Houbo Jiang of the department of physiology and biophysics in the Jacobs School of Medicine and Biomedical Sciences and the Veterans Affairs Western New York Healthcare System is first author. Other UB coauthors are Zihua Hu of the Center for Computational Research in UB's New York State Center of Excellence in Bioinformatics and Life Sciences, and Zhimin Xu, Ping Zhong, Yong Ren and Zhen Yan, all of the Jacobs School of Medicine and Biomedical Sciences. UB co-author Haley A. Schilling, now a graduate student in the UB School of Pharmacy and Pharmaceutical Sciences, did the work as an undergraduate. Other co-authors are Gaoyang Liang and Yi Zhang of Harvard Medical School, Xiaomin Wang of Capital Medical University, Beijing and Shengdi Chen of Ruijin Hospital, Shanghai.
The work was funded by the U.S. Department of Veterans Affairs, NYSTEM, the National Institutes of Health, SUNY REACH and the National Key Basic Research Program of China.

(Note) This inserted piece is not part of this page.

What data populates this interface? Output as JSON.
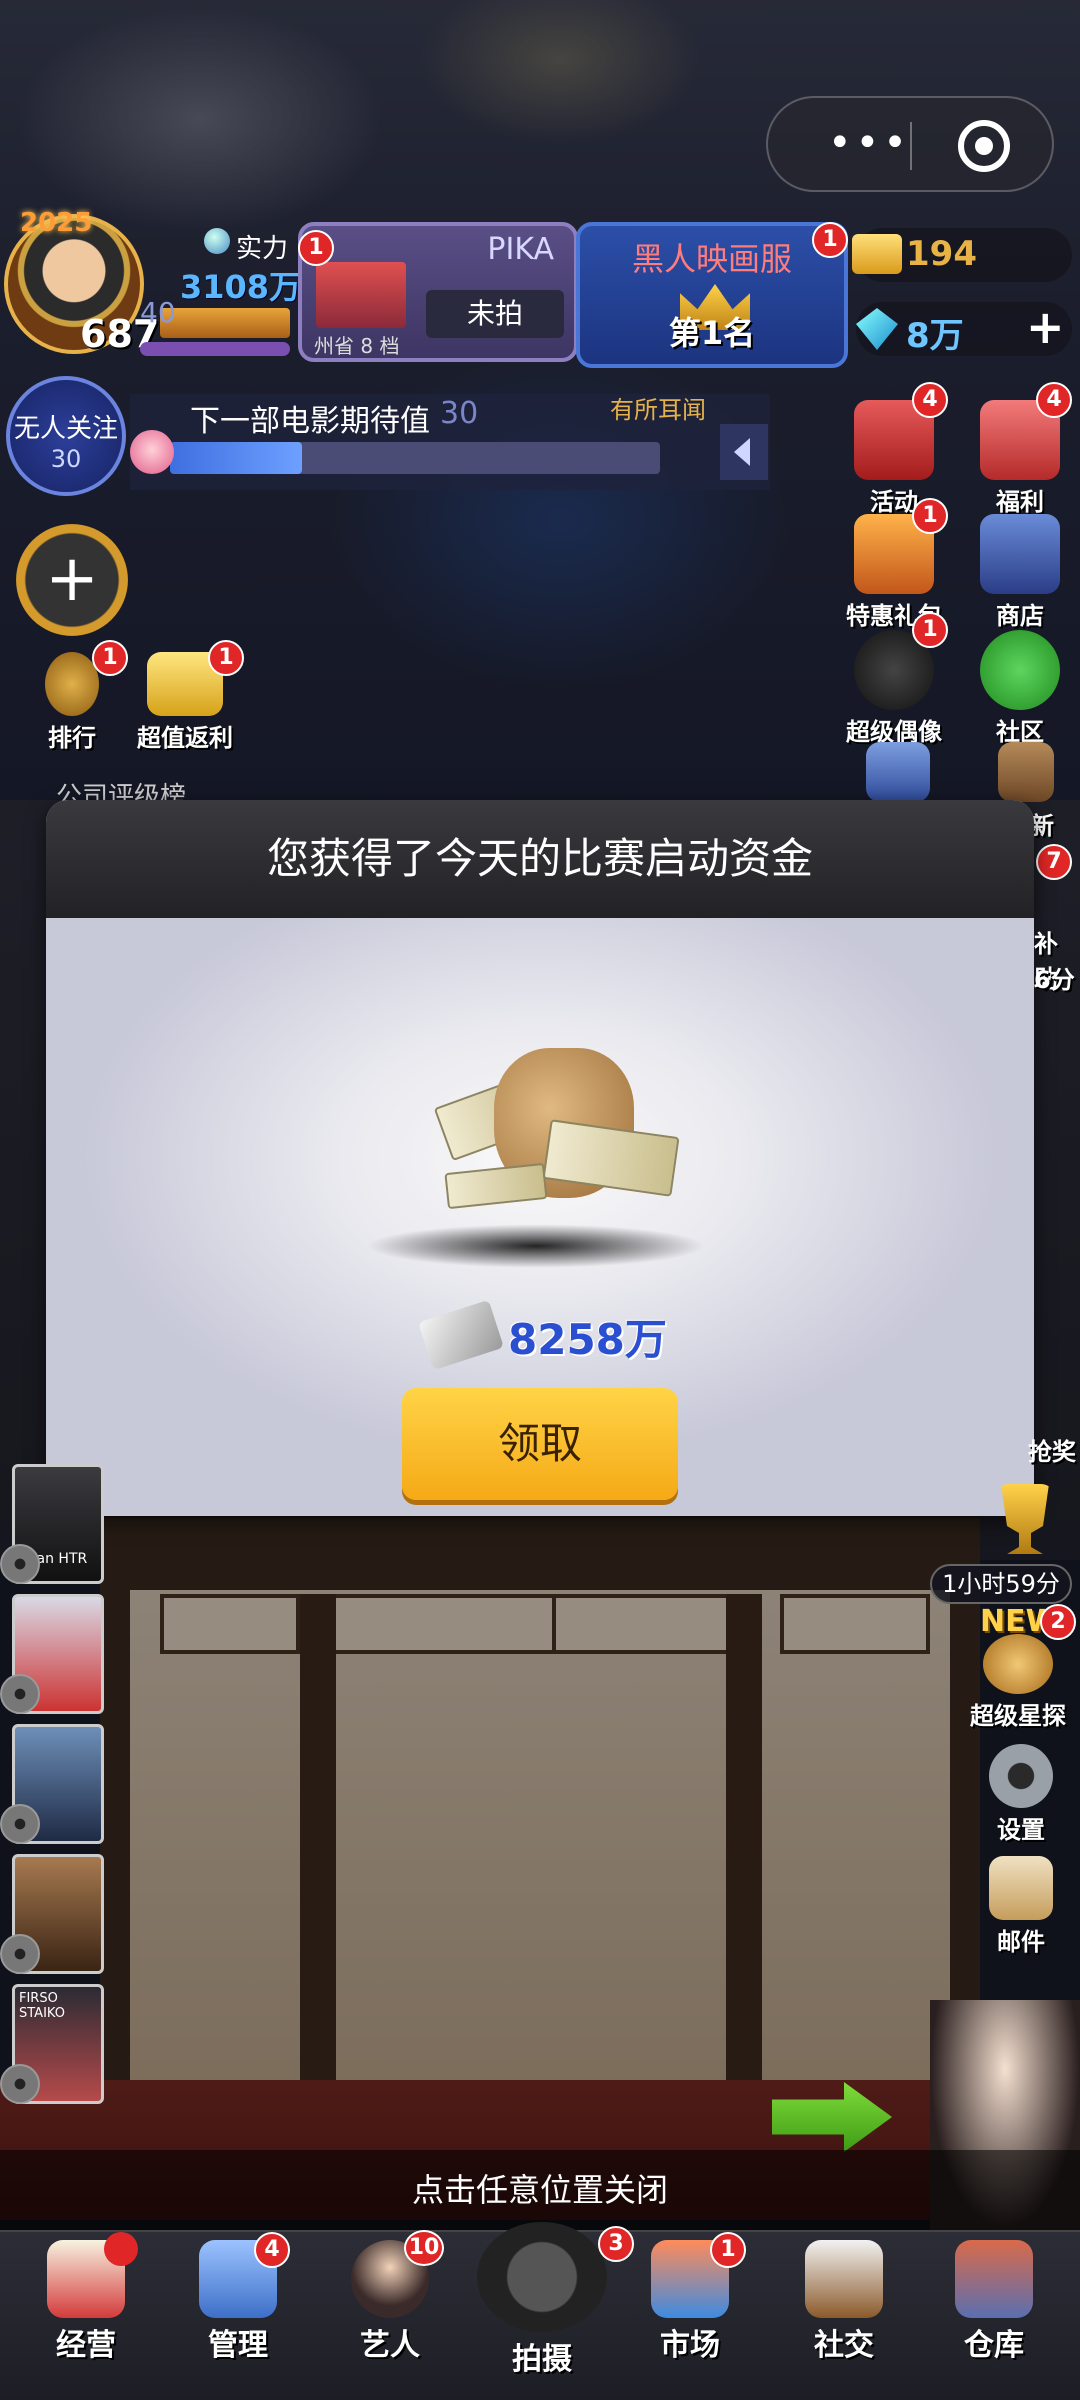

Founded in 1846, the Jacobs School of Medicine and Biomedical Sciences at the University at Buffalo is beginning a new chapter in its history with the largest medical education building under construction in the nation. The eight-story, 628,000-square-foot facility is scheduled to open in 2017. The new location puts superior medical education, clinical care and pioneering research in close proximity, anchoring Buffalo's evolving comprehensive academic health center in a vibrant downtown setting. These new facilities will better enable the school to advance health and wellness across the life span for the people of New York and the world through research, clinical care and the education of tomorrow's leaders in health care and biomedical sciences. The school's faculty and residents provide care for the community's diverse populations through strong clinical partnerships and the school's practice plan, UBMD.